Al-Anon And The Twelve Steps
As a rule, group meetings begin with reading of Al Anon 12 Step program. Adapted, from the 12 Step program of Alcoholics Anonymous, these steps are nearly straight sword. An Al-Anon member is required to take on a sponsor who will help them work through the program and provide support when needed. These stages are:
- We admitted we were powerless over alcohol that our lives had become unmanageable.
- Members learn to accept alcoholism as a disease they cannot control in others.
- Accepted that a Power greater than ourselves could bring back our mental health.
- members also learn they are driving themselves crazy by trying to change or control another person.
- They understand to accept that they can revert to sanity, after acknowledging they are powerless.
- Made a resolution to turn our lives and our will over to the care of God in a way we perceived Him.
- A key step to the program and acceptance of learning to let go.
- Made a searching and fearless moral inventory of ourselves.
- This is where the journey of self-discovery begins.
- The group members write down a list of the instances when they may have been unfair to themselves or their significant others (for example, threats).
- Admitted to God, to ourselves, and to others human being the exact nature of our wrongs.
- This is an examination of every item within the moral inventory of the member and will allow them to delve into every problem.
- Were entirely ready to have God remove all these defects of character.
- Spiritual help is recognised as one way through which they can be helped.
- Humbly asked Him to remove our shortcomings.
- Members are assisted by this part of the 12 Steps to understand how they may have been dominating or judgmental toward an addict and how that is counterproductive.
- Made a list of all persons we had harmed, and became willing to make amends to them all.
- Mostly, doing changes begins with yourself.
- Most people believe they caused their loved one to start drinking.
- Personal acceptance and pardoning is also a way to getting help.
- Made direct amends to such people wherever possible, except when to do so would injure them or others.
- When you decide to make amends, Then follows the action of doing so.
- Continued to take personal inventory and when we were wrong promptly admitted it.
- Passing through these twelve Steps is a time-consuming process.
- Though a member made a list of things they did wrong, sometimes you may find yourself repeating some things.
- Step 10 identifies this is an ongoing process.
- Sought through prayer and meditation to improve our conscious contact with God as we understood Him, praying only for knowledge of His will for us and the power to carry that out.
- Self acceptance is the major key to all the stages of recovery.
- Having had a spiritual awakening as the result of these steps, we tried to carry this message to others, and to practice these principles in all our affairs.
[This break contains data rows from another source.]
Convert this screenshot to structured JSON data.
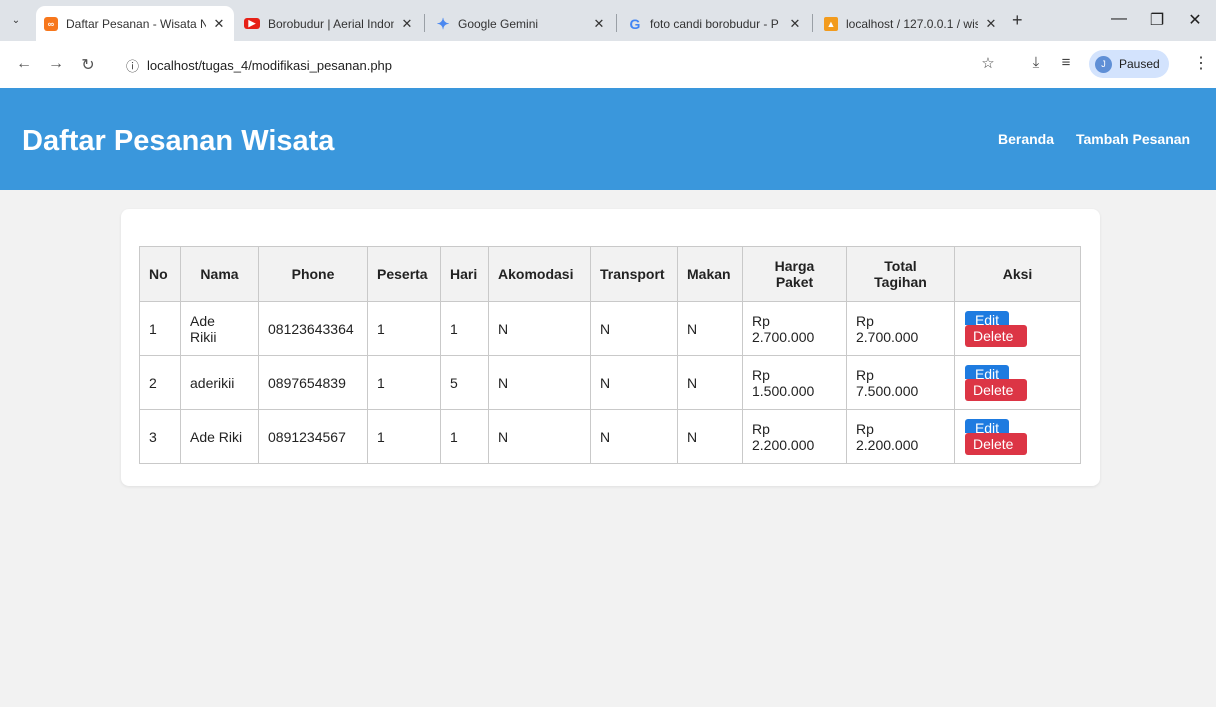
{
  "browser": {
    "tabs": [
      {
        "title": "Daftar Pesanan - Wisata N",
        "favicon": "xampp-icon",
        "color": "#f7771c",
        "active": true
      },
      {
        "title": "Borobudur | Aerial Indone",
        "favicon": "youtube-icon",
        "color": "#e62117",
        "active": false
      },
      {
        "title": "Google Gemini",
        "favicon": "gemini-icon",
        "color": "#4b88f0",
        "active": false
      },
      {
        "title": "foto candi borobudur - P",
        "favicon": "google-icon",
        "color": "#4285f4",
        "active": false
      },
      {
        "title": "localhost / 127.0.0.1 / wis",
        "favicon": "phpmyadmin-icon",
        "color": "#f29b1d",
        "active": false
      }
    ],
    "url": "localhost/tugas_4/modifikasi_pesanan.php",
    "profile_initial": "J",
    "profile_status": "Paused"
  },
  "header": {
    "title": "Daftar Pesanan Wisata",
    "nav": [
      "Beranda",
      "Tambah Pesanan"
    ],
    "color": "#3a97dc"
  },
  "table": {
    "columns": [
      "No",
      "Nama",
      "Phone",
      "Peserta",
      "Hari",
      "Akomodasi",
      "Transport",
      "Makan",
      "Harga\nPaket",
      "Total\nTagihan",
      "Aksi"
    ],
    "rows": [
      {
        "no": "1",
        "nama": "Ade\nRikii",
        "phone": "08123643364",
        "peserta": "1",
        "hari": "1",
        "akomodasi": "N",
        "transport": "N",
        "makan": "N",
        "harga": "Rp\n2.700.000",
        "total": "Rp\n2.700.000"
      },
      {
        "no": "2",
        "nama": "aderikii",
        "phone": "0897654839",
        "peserta": "1",
        "hari": "5",
        "akomodasi": "N",
        "transport": "N",
        "makan": "N",
        "harga": "Rp\n1.500.000",
        "total": "Rp\n7.500.000"
      },
      {
        "no": "3",
        "nama": "Ade Riki",
        "phone": "0891234567",
        "peserta": "1",
        "hari": "1",
        "akomodasi": "N",
        "transport": "N",
        "makan": "N",
        "harga": "Rp\n2.200.000",
        "total": "Rp\n2.200.000"
      }
    ],
    "actions": {
      "edit": "Edit",
      "delete": "Delete",
      "edit_color": "#1e7be0",
      "delete_color": "#dc3545"
    }
  }
}
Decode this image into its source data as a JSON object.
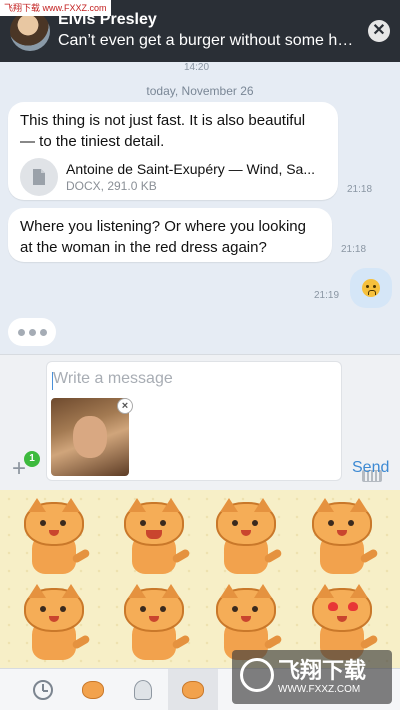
{
  "watermark_top": "飞翔下载 www.FXXZ.com",
  "notification": {
    "sender": "Elvis Presley",
    "message": "Can’t even get a burger without some hea...",
    "close_symbol": "✕"
  },
  "chat": {
    "faint_time": "14:20",
    "date_separator": "today, November 26",
    "messages": [
      {
        "text": "This thing is not just fast. It is also beautiful — to the tiniest detail.",
        "attachment": {
          "name": "Antoine de Saint-Exupéry — Wind, Sa...",
          "meta": "DOCX, 291.0 KB"
        },
        "time": "21:18"
      },
      {
        "text": "Where you listening? Or where you looking at the woman in the red dress again?",
        "time": "21:18"
      },
      {
        "emoji": "worried-face",
        "time": "21:19"
      }
    ]
  },
  "composer": {
    "placeholder": "Write a message",
    "attach_badge": "1",
    "send_label": "Send",
    "attach_symbol": "+"
  },
  "stickers": [
    "cat-tongue",
    "cat-laughing",
    "cat-thumbs-up",
    "cat-smirk",
    "cat-wink",
    "cat-wink-finger",
    "cat-kiss",
    "cat-heart-eyes"
  ],
  "tabs": [
    "recent",
    "cat-pack",
    "ghost-pack",
    "cat-pack-active"
  ],
  "watermark_bottom": {
    "title": "飞翔下载",
    "url": "WWW.FXXZ.COM"
  }
}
- The last step is a realization that the members journey has not finished.
- After this, group members are encouraged to support others by sharing what they have already learned.
Learning About The Higher Power
Although Al-Anon's program is not a religious one, members do experience insights into higher power. The term "higher power" is, however, open to interpretation according to the personal beliefs of individuals. Al-Anon gladly accepts members from all religious traditions and denominations; nobody is forced to alter their beliefs here.